When Jack and Cliff had been ordered away from the heap on the ground, I had seen more than I wanted to see of what was left of Gerry McClanahan. Dressed in shorts and a T-shirt, he lay in a heap, a terrible wound in his throat. From it protruded the wooden handle of a knife. He had no wounds on his out-flung hands, or at least none that I could see. There were no weapons in his grip. As we stood there in the tiny backyard, the rain blew in again. The sky was a solid dark mass of clouds. They let go their burden, and soon our hair was again wet and plastered down. So was the red hair of the corpse. It was too bad about the crime scene; though plastic tents were put up as quickly as possible, I was sure if there were any small clues in the hedge and the yard, they were lost. A portable generator powered lights that exposed every blade of grass to a brilliant glare, and people up and down the street began coming out of their back doors to watch, despite the rain.
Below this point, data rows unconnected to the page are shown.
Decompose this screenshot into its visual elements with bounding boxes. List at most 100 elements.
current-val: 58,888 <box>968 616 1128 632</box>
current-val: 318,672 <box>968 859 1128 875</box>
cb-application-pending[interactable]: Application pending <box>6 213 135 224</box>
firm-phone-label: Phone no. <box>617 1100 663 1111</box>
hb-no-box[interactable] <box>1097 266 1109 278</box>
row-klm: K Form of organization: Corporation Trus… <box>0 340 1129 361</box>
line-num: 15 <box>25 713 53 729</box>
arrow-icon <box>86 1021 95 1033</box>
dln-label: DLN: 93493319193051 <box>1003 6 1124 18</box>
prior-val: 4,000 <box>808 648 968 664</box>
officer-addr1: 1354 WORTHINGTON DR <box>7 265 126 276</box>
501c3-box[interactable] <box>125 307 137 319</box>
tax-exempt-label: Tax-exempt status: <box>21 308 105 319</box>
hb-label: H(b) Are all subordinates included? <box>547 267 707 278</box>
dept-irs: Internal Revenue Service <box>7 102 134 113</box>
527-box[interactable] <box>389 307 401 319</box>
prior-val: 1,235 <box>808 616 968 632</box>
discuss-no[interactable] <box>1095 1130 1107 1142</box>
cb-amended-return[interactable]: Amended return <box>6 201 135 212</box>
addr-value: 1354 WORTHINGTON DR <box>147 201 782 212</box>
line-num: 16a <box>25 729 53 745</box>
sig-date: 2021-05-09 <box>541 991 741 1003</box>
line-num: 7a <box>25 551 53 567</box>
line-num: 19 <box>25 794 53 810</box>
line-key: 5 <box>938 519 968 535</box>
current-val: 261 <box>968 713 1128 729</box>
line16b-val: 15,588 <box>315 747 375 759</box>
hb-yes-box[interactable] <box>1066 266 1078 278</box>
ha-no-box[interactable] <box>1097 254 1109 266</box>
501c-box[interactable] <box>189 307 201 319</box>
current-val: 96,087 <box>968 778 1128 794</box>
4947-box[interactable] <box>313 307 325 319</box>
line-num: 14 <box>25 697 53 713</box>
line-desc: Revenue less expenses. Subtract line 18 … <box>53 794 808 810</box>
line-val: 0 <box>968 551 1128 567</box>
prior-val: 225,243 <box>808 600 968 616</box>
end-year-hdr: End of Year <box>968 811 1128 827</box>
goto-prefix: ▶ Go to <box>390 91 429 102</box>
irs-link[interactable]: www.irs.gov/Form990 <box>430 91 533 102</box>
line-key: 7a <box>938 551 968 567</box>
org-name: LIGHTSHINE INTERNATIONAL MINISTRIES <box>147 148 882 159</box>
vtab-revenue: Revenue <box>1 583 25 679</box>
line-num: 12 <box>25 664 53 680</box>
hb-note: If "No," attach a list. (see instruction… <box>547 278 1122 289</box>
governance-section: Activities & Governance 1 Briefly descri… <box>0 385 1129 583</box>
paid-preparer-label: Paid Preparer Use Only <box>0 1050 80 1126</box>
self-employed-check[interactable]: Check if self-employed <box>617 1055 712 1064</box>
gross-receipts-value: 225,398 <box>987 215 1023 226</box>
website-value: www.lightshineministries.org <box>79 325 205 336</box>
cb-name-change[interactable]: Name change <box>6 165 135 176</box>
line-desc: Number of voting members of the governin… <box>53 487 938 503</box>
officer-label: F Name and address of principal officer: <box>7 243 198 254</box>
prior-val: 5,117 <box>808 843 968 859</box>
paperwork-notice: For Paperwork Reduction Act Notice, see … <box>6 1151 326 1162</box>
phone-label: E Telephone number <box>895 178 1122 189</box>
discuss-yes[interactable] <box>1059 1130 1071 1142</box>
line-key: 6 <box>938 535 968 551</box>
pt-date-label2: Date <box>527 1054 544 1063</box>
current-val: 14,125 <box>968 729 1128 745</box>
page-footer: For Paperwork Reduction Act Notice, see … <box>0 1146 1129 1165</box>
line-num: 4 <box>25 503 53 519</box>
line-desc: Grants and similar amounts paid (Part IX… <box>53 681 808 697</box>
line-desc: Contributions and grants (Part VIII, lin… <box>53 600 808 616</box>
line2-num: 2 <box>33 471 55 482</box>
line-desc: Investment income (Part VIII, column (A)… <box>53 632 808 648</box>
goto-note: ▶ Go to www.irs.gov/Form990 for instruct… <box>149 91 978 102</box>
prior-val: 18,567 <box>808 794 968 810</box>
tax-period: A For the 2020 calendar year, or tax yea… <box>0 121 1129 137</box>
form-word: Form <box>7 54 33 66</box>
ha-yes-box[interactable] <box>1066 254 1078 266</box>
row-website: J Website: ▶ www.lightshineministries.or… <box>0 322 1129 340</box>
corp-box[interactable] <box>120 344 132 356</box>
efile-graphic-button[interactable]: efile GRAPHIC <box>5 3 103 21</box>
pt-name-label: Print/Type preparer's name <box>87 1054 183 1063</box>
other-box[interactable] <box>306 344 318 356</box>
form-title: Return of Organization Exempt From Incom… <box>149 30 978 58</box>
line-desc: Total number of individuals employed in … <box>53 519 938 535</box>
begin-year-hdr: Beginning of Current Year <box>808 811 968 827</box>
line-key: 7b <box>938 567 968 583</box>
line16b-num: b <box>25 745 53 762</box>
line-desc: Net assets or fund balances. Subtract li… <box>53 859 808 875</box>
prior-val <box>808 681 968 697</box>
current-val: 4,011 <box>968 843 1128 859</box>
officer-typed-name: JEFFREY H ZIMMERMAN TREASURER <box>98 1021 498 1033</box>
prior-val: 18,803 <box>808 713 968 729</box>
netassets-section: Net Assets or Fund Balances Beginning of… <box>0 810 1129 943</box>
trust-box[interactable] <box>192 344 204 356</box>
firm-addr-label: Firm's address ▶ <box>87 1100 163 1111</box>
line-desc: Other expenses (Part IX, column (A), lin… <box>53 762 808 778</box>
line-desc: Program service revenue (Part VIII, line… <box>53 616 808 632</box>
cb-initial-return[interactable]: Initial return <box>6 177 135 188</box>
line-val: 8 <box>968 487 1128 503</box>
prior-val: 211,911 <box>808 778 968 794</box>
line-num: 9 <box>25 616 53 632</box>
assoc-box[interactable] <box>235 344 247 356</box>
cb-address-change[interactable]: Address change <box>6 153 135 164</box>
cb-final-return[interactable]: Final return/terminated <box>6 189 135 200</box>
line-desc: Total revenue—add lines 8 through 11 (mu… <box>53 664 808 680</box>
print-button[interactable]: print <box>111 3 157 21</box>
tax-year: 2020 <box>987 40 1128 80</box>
It was very lucky I'd told Jack I'd come with him, since Jack would have made a dandy murder suspect, given the mood he'd been in after he'd learned Gerry McClanahan's other identity. Claude had thought of that, too. I could tell from the way his eyes kept returning to Jack. The two men liked each other, and they were well on their way to being as good friends as Carrie and I were—but I'd always known Claude recognized the wild streak that more than once had led to Jack's downfall.

I said, “I was with Jack every second until we heard Cliff yelling.”

“I believe you, Lily,” Claude said, his voice deceptively mild. “But I know why you were coming over here in the first place. This man could've caused you no end of trouble.”

“That's why Jack got the call,” I said, feeling as if I'd just seen a piece of machinery crank up smoothly.

“What?”

I told Claude—and Alicia Stokes, too, since she drifted up at that moment—about the anonymous call Jack had gotten at his office in Little Rock. It was hard to tell if Detective Stokes believed me or not, but I made myself assume that Claude did. It was a pretty stupid story to tell if it wasn't true, since Jack's phone records could be checked.

Stokes seemed more interested in questioning Cliff Eggers. Someone who was spying on Tamsin would naturally be in Cliff's bad graces, but Cliff gave no sign of realizing that the policeman had been leading a double life. It was a piece of information Claude seemed to be keeping under his hat, at least for the moment. It would have to come out soon. Most often, writers aren't celebrities the way movie stars are, but Gibson Banks had very nearly attained that status.